Senior Data Protection Governance Analyst

About The Position

Requirements

• 5–8+ years of experience in cybersecurity governance, technology risk, compliance, audit support, or data protection programs within a regulated environment.
• Bachelor’s degree preferred or equivalent practical experience.
• Demonstrates a strong commitment to integrity, transparency, and accountability in all aspects of work.
• Proven ability to understand, govern, and effectively challenge technical security controls without serving in a direct hands‑on engineering capacity.
• Strong analytical, documentation, and executive‑level communication skills, with the ability to distill complex technical concepts into clear, decision‑ready narratives.
• Experienced in engaging with Internal Audit, second‑line risk functions, and/or regulatory stakeholders.
• Maintains current knowledge of data protection, security governance, and evolving risk and regulatory expectations.
• Builds and sustains trusted partnerships across engineering, risk, compliance, and governance teams.
• Communicates clearly and confidently with both technical and non‑technical stakeholders.
• Contributes to a collaborative, high‑trust working environment that encourages openness and shared responsibility.

Responsibilities

• Own day‑to‑day governance activities for the Data Protection Program, ensuring alignment with DTCC control standards, regulatory expectations, and enterprise risk frameworks.
• Maintain authoritative program artifacts, including: Control inventories and control mappings, Operating procedures and governance documentation, Centralized repositories for evidence and program records.
• Manage policy review cycles, control attestations, and exception tracking related to data protection obligations.
• Develop, maintain, and govern standard operating procedures (SOPs) and runbooks supporting data protection activities, including: Alert triage and escalation, Exception handling and approvals, Remediation tracking and validation.
• Ensure procedures are current, consistently applied, and aligned with how controls operate in production.
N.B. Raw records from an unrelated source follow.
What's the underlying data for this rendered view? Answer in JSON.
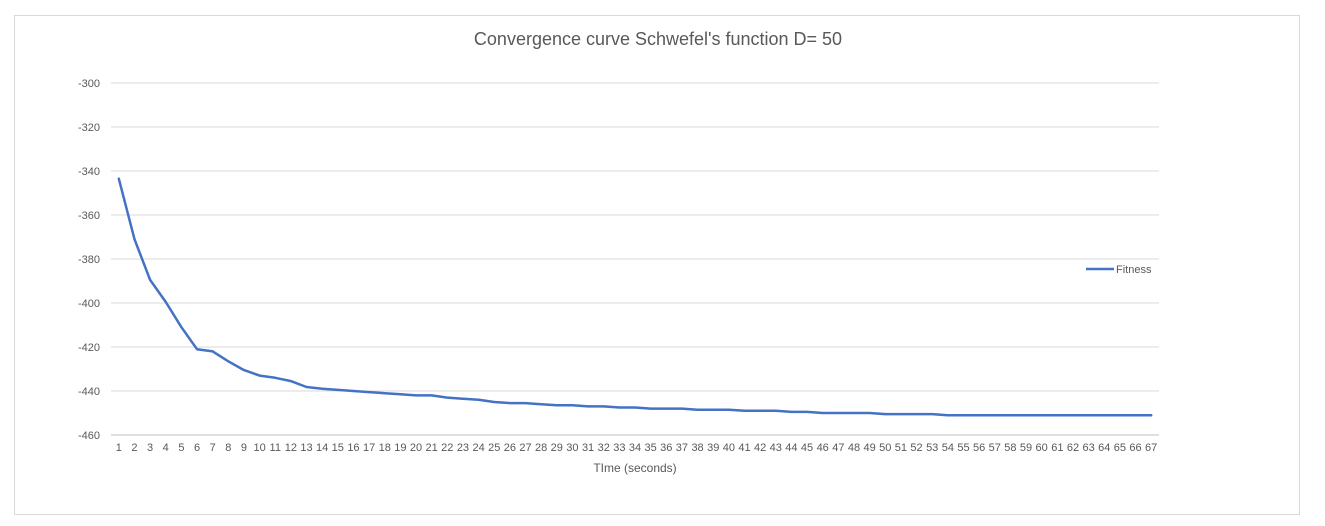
{
  "chart_data": {
    "type": "line",
    "title": "Convergence curve Schwefel's function D= 50",
    "xlabel": "TIme (seconds)",
    "ylabel": "",
    "ylim": [
      -460,
      -300
    ],
    "yticks": [
      -300,
      -320,
      -340,
      -360,
      -380,
      -400,
      -420,
      -440,
      -460
    ],
    "grid": true,
    "legend_position": "right",
    "categories": [
      "1",
      "2",
      "3",
      "4",
      "5",
      "6",
      "7",
      "8",
      "9",
      "10",
      "11",
      "12",
      "13",
      "14",
      "15",
      "16",
      "17",
      "18",
      "19",
      "20",
      "21",
      "22",
      "23",
      "24",
      "25",
      "26",
      "27",
      "28",
      "29",
      "30",
      "31",
      "32",
      "33",
      "34",
      "35",
      "36",
      "37",
      "38",
      "39",
      "40",
      "41",
      "42",
      "43",
      "44",
      "45",
      "46",
      "47",
      "48",
      "49",
      "50",
      "51",
      "52",
      "53",
      "54",
      "55",
      "56",
      "57",
      "58",
      "59",
      "60",
      "61",
      "62",
      "63",
      "64",
      "65",
      "66",
      "67"
    ],
    "series": [
      {
        "name": "Fitness",
        "color": "#4472c4",
        "values": [
          -343.5,
          -371,
          -389.5,
          -399.5,
          -411,
          -421,
          -422,
          -426.5,
          -430.5,
          -433,
          -434,
          -435.5,
          -438.2,
          -439,
          -439.5,
          -440,
          -440.5,
          -441,
          -441.5,
          -442,
          -442,
          -443,
          -443.5,
          -444,
          -445,
          -445.5,
          -445.5,
          -446,
          -446.5,
          -446.5,
          -447,
          -447,
          -447.5,
          -447.5,
          -448,
          -448,
          -448,
          -448.5,
          -448.5,
          -448.5,
          -449,
          -449,
          -449,
          -449.5,
          -449.5,
          -450,
          -450,
          -450,
          -450,
          -450.5,
          -450.5,
          -450.5,
          -450.5,
          -451,
          -451,
          -451,
          -451,
          -451,
          -451,
          -451,
          -451,
          -451,
          -451,
          -451,
          -451,
          -451,
          -451
        ]
      }
    ]
  }
}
Coordinate updates following control changes, incidents, or audit findings.
• Own centralized tracking of data protection exceptions, issues, and management actions arising from: Operational constraints, Business requests, Audit or regulatory findings.
• Manage exception intake, documentation, approvals, and periodic review to ensure items remain time‑bound and risk‑appropriate.
• Validate remediation actions with Engineering and Operations teams and track issues through closure.
• Serve as a primary first‑line coordinator for data protection‑related audits and reviews.
• Develop and maintain audit‑ready evidence packs, including: Control design descriptions, Operating procedures, Metrics and effectiveness evidence, Exception and remediation records.
• Ensure evidence is complete, consistent, version‑controlled, and defensible.
• Own production of operational, management‑level, and executive‑level reporting on data protection effectiveness and risk posture.
• Translate technical control signals (e.g., detections, coverage, exceptions) into clear, decision‑useful risk narratives.
• Ensure metrics are consistent, repeatable, and aligned to enterprise data risk reporting standards.
• Serve as a first‑line point of contact for Internal Audit, second‑line Risk, and regulatory examinations related to data protection.
• Coordinate collection, validation, and presentation of audit‑quality evidence.
• Track audit issues, management actions, and remediation commitments through to closure.
• Act as a governance liaison across: Data Protection Engineering & Operations (first line), Data Risk Management and Technology Risk (second line), Privacy, Legal, and Cyber Governance teams.
• Ensure alignment between technical protection outcomes and broader enterprise data risk narratives.
• Identify opportunities to strengthen governance processes, reporting quality, and evidence consistency.
• Support scaling of governance as new capabilities are introduced (e.g., expanded DSPM coverage, AI data controls).
• Contribute to improving regulator and auditor understanding of modern, data‑centric protection models.
• Maintain a strong working understanding of: Data Loss Prevention (DLP) across email, endpoint, web, SaaS, and AI environments, Data classification and labeling models, Data Security Posture Management (DSPM), CASB and AI proxy enforcement patterns.
• Partner with Engineering and Operations teams to: Understand control intent, dependencies, and limitations, Validate that reporting reflects real‑world control behavior, Identify gaps between control design, deployment, and outcomes.

Benefits

• Competitive compensation, including base pay and annual incentive
• Comprehensive health and life insurance and well-being benefits, based on location
• Pension / Retirement benefits
• Paid Time Off and Personal/Family Care, and other leaves of absence when needed to support your physical, financial, and emotional well-being.